Aer Lingus today said its board of directors has
supported a proposal to make a once-off contribution of €140m to employee
pensions as part of a deal to avoid possible strikes at the airline. Ryanair, a
minority shareholder in the former State airline, is apoplectic and it condemned
the "spineless board and management of Aer Lingus which has accepted the latest
crazy Irish Labour Court recommendation."
The Labour Court recommendation includes a
once-off contribution of €110m for existing employees in a new defined
contribution pension scheme for existing workers. It will also make a once-off
contribution of €30m in respect of deferred members of the IASS pilots' scheme.
The UK's competition body on Thursday
said Ryanair should reduce its 29.8% stake in Aer Lingus because it is stifling
competition on routes between the UK and Ireland.
The provisional ruling by the Competition Commission follows Ryanair's 3
attempts to acquire the former State airline.
Ryanair said the claim that its stake reduced competition is "unfounded." It
pointed to a report from European regulators in February that said competition
between the airlines had "intensified" since 2007.
"While Ryanair is one of the UK's largest airlines, Aer Lingus has a tiny
presence in the UK, serving just six routes to the Republic of Ireland, [which
is] a traffic base that has declined over the past three years and now accounts
for less than 1% of all UK air traffic," Ryanair said in a statement.

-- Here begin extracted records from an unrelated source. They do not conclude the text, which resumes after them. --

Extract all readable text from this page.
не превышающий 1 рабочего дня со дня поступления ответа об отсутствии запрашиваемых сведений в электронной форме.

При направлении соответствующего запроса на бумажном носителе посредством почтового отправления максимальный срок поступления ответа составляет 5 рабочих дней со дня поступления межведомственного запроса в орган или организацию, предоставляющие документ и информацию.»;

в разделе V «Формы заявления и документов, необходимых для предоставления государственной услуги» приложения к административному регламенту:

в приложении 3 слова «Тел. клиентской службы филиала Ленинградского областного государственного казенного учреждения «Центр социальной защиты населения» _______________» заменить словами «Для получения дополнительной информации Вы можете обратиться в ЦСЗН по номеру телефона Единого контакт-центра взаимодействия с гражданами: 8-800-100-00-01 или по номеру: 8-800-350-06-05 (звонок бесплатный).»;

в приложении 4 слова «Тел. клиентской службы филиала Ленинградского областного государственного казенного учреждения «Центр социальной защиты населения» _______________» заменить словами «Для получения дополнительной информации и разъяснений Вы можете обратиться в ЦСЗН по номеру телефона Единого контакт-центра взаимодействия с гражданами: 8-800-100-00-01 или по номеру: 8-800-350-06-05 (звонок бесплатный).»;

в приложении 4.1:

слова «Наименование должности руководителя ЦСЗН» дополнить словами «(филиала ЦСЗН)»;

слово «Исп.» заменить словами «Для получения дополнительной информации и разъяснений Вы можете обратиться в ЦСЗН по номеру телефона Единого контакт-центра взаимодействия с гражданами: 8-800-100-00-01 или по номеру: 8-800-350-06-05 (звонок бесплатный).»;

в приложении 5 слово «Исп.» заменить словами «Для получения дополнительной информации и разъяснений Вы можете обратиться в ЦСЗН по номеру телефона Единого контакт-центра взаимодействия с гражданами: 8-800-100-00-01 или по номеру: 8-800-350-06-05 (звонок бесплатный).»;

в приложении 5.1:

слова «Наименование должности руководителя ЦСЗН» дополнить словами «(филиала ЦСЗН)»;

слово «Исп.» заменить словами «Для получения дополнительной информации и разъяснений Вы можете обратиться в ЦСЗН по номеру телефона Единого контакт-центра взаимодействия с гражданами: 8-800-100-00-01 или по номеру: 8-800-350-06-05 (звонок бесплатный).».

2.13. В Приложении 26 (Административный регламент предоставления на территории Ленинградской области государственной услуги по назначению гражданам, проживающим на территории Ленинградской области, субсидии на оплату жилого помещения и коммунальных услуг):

Ryanair’s Michael O’Leary said today in
respect of the pensions move: “How many times are the board of Aer Lingus going
to roll over when their staff and unions threaten industrial action unless they
get paid off again and again. The original pension pay-off of €104m in 2006 was
sold to shareholders at the IPO on the basis that Aer Lingus would have no
obligation to any future pension deficits. Now despite paying over €400m to its
staff in exceptional payouts over the last 6 years, yet another €170m to €200m
of shareholder funds is to be squandered on paying off a deficit in a D.C.
pension scheme and providing for annual increments which don’t exist in any
other privately run company! We believe this is blatant mismanagement by a Board
which is controlled by, and panders to, Government and unions and does nothing
to protect shareholder funds.
This decision is irreconcilable with the repeated assurances given by Christoph
Mueller CEO and Andrew Macfarlane CFO at previous investor meetings that Aer
Lingus would not make any further one-off contributions to this D.C. pension
scheme. Today’s decision (which could only take place in a company that was
controlled by the Government and trade unions) is yet another example of how
shareholder funds are being squandered to buy off staff again and again. Ryanair
will oppose this latest “daylight robbery” of up to €200m, which brings to over
€600m the cash that the staff of Aer Lingus have grabbed in exceptional payments
since 2006.
Ryanair does not believe that this latest exceptional payout will be the last.
The Aer Lingus unions have repeatedly shown that whenever they threaten, the
board and management will roll over. This will continue while Aer Lingus
remains controlled by a board of directors which was appointed by and is
controlled by the Irish Government and ICTU boss David Beggs (a trade union
leader and Central Bank director for 15 years through boom and bust)
and which has presided over wholesale destruction of Aer Lingus’ share price, a
six year record of cumulative losses, 3 years of declining traffic and now over
€600m in exceptional pay-offs to Aer Lingus’ 3,000 staff or over €200,000 a
head. As a public company, Aer Lingus should be run for the benefit of its
shareholders and not to repeatedly enrich its 3,000 staff.”